Re: [PATCH 02/10] mm/numa: automatically generate node migration order

From: Dave Hansen
Date: Thu Apr 15 2021 - 11:35:22 EST


On 4/14/21 9:07 PM, Wei Xu wrote:
> On Wed, Apr 14, 2021 at 1:08 AM Oscar Salvador <osalvador@xxxxxxx> wrote:
>> Fast class/memory are pictured as those nodes with CPUs, while Slow class/memory
>> are PMEM, right?
>> Then, what stands for medium class/memory?
>
> That is Dave's example. I think David's guess makes sense (HBM - fast, DRAM -
> medium, PMEM - slow).

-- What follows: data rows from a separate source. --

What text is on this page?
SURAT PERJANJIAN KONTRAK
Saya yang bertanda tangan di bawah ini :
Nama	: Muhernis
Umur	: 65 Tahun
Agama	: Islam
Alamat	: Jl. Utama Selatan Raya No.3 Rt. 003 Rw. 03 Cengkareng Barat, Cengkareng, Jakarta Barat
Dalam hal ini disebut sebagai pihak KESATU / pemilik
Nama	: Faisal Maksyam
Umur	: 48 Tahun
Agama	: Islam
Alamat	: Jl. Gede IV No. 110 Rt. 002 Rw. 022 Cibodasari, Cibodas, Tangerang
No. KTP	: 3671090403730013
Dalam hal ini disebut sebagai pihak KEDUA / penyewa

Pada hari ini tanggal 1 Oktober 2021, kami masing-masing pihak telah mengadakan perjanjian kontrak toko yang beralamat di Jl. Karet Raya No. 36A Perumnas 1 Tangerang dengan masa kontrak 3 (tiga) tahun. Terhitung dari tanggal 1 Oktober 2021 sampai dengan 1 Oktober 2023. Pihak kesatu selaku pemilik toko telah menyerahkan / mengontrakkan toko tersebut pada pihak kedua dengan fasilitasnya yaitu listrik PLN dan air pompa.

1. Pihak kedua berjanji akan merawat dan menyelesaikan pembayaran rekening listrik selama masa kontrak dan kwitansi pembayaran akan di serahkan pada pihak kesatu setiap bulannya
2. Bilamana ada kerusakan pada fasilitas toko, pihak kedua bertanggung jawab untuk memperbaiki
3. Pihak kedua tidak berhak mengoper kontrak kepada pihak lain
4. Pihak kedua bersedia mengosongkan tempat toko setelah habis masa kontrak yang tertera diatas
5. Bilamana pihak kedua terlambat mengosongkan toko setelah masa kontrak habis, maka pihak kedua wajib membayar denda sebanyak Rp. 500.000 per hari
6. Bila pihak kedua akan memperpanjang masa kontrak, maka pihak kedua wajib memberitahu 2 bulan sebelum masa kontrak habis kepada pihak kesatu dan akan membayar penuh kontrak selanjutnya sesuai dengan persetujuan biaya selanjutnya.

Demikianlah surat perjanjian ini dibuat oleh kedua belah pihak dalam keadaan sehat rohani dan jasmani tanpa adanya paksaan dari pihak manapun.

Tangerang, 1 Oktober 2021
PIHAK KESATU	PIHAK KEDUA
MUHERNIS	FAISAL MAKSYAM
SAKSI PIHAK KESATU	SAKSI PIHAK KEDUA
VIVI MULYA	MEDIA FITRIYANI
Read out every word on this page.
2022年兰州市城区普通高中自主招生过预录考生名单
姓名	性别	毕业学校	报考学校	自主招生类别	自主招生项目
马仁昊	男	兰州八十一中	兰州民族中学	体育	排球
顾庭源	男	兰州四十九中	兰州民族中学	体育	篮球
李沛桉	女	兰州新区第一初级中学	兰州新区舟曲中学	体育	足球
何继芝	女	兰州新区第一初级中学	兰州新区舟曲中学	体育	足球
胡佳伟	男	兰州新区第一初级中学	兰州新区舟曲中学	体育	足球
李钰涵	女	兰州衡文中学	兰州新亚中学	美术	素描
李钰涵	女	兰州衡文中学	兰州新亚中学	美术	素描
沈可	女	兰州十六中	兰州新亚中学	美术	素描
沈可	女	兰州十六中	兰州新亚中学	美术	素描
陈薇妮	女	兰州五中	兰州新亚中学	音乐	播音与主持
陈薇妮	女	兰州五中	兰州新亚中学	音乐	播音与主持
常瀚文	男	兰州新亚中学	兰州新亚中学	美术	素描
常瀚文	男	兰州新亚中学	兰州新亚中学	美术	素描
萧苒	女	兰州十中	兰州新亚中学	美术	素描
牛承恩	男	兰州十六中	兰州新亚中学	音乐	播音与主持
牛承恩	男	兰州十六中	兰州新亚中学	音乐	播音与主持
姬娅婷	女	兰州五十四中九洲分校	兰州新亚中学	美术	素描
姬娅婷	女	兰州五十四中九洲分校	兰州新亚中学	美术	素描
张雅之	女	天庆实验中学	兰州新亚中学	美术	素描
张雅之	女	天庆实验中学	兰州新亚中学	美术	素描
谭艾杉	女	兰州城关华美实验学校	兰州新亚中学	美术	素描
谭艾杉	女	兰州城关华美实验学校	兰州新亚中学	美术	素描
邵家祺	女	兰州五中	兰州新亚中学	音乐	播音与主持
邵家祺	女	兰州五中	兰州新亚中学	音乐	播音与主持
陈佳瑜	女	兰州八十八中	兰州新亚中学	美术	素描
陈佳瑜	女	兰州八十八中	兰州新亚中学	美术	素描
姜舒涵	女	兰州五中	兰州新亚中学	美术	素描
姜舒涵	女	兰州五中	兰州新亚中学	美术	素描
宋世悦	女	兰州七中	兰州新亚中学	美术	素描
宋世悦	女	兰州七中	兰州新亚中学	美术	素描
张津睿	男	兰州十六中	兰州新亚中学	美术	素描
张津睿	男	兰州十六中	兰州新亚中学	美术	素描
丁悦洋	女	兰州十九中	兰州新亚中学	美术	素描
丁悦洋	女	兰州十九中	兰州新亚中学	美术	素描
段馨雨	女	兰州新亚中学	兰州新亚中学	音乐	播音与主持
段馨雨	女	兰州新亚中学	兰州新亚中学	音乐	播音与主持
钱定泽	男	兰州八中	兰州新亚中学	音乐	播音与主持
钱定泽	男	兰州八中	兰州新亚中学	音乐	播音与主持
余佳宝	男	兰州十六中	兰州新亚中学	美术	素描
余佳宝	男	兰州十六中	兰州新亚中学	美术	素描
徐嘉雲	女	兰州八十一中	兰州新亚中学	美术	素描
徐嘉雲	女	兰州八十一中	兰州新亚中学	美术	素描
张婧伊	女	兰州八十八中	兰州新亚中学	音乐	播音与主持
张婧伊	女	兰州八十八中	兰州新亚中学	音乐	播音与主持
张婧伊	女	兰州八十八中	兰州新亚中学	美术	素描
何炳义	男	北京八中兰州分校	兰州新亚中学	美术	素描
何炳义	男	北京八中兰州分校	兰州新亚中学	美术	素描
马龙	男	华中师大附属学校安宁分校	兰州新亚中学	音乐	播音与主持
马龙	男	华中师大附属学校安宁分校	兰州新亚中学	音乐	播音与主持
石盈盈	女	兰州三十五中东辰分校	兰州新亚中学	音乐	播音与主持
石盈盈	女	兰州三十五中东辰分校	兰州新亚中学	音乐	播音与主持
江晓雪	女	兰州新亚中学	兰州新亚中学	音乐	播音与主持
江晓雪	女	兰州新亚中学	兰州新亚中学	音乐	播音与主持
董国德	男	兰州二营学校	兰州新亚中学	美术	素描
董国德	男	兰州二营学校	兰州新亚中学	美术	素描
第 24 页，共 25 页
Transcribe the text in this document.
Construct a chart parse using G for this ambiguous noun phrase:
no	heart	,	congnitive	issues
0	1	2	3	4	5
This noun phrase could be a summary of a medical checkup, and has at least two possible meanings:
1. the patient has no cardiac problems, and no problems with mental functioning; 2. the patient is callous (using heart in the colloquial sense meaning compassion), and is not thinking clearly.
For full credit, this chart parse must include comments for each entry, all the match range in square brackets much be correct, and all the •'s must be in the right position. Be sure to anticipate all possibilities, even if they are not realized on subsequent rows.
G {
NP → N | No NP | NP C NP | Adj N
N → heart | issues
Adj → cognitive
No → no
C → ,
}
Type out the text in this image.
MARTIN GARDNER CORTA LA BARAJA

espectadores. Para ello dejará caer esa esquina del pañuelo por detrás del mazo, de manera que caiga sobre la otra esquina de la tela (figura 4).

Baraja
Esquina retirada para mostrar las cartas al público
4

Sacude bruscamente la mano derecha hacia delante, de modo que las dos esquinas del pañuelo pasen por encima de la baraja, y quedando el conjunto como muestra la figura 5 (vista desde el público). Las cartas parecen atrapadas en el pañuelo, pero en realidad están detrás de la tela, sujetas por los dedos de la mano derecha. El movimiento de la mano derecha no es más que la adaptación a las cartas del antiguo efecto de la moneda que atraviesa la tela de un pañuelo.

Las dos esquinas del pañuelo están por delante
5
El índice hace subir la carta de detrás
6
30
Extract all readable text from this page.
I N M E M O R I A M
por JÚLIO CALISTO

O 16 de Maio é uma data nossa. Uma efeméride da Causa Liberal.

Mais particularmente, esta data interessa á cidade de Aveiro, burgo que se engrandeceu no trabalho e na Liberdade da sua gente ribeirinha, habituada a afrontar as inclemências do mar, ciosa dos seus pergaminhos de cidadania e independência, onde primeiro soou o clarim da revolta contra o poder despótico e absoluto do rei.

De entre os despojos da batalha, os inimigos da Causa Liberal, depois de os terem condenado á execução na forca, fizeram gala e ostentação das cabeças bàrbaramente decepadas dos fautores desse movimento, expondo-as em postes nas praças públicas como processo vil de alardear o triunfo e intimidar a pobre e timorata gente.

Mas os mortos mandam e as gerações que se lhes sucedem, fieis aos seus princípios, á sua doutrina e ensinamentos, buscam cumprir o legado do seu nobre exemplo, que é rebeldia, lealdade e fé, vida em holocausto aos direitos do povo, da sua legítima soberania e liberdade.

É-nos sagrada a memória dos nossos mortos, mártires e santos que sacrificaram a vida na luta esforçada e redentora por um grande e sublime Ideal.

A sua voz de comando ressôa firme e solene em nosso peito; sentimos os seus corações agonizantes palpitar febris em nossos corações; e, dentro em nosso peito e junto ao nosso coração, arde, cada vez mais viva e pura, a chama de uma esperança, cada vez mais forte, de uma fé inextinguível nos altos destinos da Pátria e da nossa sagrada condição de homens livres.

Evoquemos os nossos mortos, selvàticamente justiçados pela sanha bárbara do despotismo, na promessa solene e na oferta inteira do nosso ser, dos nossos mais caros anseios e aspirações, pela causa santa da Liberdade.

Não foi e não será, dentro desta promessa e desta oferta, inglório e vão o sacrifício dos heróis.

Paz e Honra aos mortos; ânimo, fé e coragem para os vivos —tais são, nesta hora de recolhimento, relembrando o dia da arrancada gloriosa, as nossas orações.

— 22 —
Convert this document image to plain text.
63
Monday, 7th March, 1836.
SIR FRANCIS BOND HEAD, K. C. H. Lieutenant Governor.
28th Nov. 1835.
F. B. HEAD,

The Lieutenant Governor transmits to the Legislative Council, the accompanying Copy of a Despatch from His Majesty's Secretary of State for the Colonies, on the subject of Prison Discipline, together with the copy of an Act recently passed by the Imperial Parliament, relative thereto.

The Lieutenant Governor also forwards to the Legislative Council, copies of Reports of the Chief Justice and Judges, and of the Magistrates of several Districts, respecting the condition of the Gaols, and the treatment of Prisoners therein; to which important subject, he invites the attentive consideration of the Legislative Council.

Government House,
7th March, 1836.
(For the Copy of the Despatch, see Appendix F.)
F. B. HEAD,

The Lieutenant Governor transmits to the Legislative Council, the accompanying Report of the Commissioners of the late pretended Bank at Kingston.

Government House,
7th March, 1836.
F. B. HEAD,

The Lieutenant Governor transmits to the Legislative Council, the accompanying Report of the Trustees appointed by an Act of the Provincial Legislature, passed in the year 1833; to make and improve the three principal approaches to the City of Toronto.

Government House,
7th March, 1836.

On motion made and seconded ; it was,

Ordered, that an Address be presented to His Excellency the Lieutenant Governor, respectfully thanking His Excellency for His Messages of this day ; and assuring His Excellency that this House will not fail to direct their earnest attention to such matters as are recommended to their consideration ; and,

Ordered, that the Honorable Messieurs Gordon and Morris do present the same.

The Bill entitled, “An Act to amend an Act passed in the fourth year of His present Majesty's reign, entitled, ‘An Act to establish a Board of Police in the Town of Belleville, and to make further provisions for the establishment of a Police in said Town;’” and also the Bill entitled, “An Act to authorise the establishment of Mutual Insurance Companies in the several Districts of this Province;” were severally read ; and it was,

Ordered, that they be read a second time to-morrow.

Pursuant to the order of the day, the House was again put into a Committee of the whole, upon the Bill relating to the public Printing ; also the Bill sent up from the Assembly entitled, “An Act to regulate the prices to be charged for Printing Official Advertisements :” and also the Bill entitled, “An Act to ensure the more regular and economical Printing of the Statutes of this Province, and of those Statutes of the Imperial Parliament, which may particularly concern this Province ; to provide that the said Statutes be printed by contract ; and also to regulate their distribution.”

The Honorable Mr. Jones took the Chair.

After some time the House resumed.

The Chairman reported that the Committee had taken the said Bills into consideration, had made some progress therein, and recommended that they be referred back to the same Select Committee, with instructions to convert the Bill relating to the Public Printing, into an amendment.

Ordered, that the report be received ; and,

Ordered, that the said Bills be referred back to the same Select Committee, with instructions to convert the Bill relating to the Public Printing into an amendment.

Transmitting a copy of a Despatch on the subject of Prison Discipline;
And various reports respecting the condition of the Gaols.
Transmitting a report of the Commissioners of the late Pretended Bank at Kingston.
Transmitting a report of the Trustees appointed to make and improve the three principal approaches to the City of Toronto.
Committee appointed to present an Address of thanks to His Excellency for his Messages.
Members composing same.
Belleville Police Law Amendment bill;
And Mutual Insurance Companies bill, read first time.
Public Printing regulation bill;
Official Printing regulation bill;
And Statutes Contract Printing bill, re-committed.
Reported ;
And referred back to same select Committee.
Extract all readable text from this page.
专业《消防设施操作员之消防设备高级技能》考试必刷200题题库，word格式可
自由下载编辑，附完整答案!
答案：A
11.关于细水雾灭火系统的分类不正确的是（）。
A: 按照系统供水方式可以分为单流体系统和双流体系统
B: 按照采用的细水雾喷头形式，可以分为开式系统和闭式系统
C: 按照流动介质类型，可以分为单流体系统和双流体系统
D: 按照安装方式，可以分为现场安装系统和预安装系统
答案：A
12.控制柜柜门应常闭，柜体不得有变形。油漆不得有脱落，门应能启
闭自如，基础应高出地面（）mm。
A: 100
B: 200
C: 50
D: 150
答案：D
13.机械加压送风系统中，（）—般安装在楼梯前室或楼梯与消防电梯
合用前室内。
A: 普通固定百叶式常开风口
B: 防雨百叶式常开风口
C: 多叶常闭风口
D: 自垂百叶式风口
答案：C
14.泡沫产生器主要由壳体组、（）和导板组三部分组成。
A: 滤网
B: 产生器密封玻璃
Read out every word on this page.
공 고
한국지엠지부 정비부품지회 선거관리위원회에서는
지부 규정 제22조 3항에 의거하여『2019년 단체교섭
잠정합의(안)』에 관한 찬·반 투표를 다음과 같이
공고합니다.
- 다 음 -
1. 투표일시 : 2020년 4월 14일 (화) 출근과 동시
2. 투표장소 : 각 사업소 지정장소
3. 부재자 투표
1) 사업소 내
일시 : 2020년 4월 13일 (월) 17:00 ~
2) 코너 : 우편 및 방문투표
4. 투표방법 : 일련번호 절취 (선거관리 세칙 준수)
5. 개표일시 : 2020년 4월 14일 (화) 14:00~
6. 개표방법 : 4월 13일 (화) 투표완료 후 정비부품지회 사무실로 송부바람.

It may also be possible that we have DDR5 as fast,
> CXL-DDR4 as medium, and CXL-PMEM as slow. But the most likely use cases for
> now should be just two tiers: DRAM vs PMEM or other types of slower
> memory devices.

Yes, it would be nice to apply this to fancier tiering systems. But
DRAM/PMEM combos are out in the wild today and it's where I expect this
to be used first.

> This can help enable more flexible demotion policies to be
> configured, such as to allow a cgroup to allocate from all fast tier
> nodes, but only demote to a local slow tier node. Such a policy can
> reduce memory stranding at the fast tier (compared to if memory
> hardwall is used) and still allow demotion from all fast tier nodes
> without incurring the expensive random accesses to the demoted pages
> if they were demoted to remote slow tier nodes.

Could you explain this stranding effect in a bit more detail? I'm not
quite following.